The objective of this project is to probe how the social imagination fostered by the egalitarian thrust of the Bhakti movement facilitated easy accommodation of interpretations of freedom and equality that came into the subcontinent owing to the encounter with colonialism, thereby paving the way for the emergence of a secular democratic social imaginary in colonial India. To that end, I want to consider how the conceptual resources of Bhakti – expressible through what Fred Dallmayr calls “the standard of castelessness, nonhierarchy and caring human fellowship” – contributed to the process of translation of ethical ideals in colonial India to yield a spirited assertion against the type of intragroup (and intra-religious) domination entrenched through Hinduism’s caste order by key figures such as Jotiba Phule, M G Ranade and B R Ambedkar.
My study will involve a critical analysis of the corpus of normative resources generated by the Bhakti movement in the Maharashtra region in the period between the thirteenth and seventeenth centuries. For this, I will engage the writings of Bhakti saints (women and men) such as Jnandev, Namdev, Muktabai, Janabai, Tukaram and Bahenabai. I will also draw critically on the scholarship of Jayant Lele, Eleanor Zelliot and Fred Dallmayr on aspects of the Bhakti movement. As well, the project will involve an analytical exposition of the content of some of the important political notions espoused by Phule, Ranade and Ambedkar. All three were influenced both by Maharashtrian Bhakti thought and by interpretations of equality and freedom associated with the modern west that were rendered familiar because of the encounter with colonialism.
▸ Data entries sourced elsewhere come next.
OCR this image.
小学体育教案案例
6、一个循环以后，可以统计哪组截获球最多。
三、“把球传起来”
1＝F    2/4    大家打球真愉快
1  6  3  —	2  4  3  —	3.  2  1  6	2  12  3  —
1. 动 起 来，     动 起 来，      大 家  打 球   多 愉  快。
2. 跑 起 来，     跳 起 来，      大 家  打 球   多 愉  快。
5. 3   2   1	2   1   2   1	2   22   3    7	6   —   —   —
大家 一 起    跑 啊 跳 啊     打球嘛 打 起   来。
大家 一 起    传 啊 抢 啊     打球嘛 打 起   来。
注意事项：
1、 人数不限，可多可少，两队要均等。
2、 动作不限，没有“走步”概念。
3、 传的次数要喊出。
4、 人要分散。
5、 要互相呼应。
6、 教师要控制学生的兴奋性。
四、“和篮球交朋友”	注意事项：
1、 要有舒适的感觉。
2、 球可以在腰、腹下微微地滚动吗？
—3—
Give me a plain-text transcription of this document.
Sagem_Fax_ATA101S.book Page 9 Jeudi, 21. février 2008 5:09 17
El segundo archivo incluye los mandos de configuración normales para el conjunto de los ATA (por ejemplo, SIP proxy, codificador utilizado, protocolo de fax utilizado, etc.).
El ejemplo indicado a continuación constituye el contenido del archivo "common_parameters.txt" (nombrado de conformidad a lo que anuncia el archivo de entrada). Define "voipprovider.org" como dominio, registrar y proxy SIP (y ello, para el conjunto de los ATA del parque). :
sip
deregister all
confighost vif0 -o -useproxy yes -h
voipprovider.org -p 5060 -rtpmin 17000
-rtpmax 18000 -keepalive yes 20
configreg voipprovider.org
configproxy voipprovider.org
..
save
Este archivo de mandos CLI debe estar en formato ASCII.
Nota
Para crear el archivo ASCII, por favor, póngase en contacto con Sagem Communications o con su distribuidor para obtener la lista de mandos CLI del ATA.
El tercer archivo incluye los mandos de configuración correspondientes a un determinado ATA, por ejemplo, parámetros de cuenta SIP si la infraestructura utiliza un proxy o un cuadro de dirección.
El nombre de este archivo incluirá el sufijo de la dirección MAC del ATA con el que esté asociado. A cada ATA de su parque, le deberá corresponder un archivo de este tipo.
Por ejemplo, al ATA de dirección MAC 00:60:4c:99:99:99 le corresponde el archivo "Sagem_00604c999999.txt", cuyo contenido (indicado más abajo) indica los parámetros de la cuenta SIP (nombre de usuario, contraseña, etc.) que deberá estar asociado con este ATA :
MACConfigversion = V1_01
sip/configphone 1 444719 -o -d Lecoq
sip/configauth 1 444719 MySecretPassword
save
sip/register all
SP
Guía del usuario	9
The eventual aim is to interrogate whether the constitutionally instituted model of independent India’s secularism, especially with regard to this model’s commitment to not only intergroup but also intragroup freedom (freedom for Hindus from the impediments imposed by caste, for example), has drawn on a social imaginary whose emergence was facilitated by the Bhakti movement. The basis for this interrogation relates to my hunch – demonstrable from an initial foray into this domain – about a clear connection between the emphasis by some strands of Bhakti on the importance of the notion of “togetherness,” and the kinds of value that key intellectuals in colonial India attached to themes of “brotherhood” (Phule), bonds of friendship and fellowship (Ranade), and “likemindedness” among and within groups in a polity (Ambedkar). It appears that colonial India – especially Maharashtra – became a crucial site for the coming together of the normative content of Bhakti with the corpus of thought associated with modern western interpretations of values such as freedom and equality. Through the proposed project, I want to suggest that a careful study of the processes through which these different normative visions got woven together can explain the choice in independent India of a modern (but distinctively Indian) secular and liberal-democratic institutional order to offset caste- and sex-based hierarchies sanctioned by religion.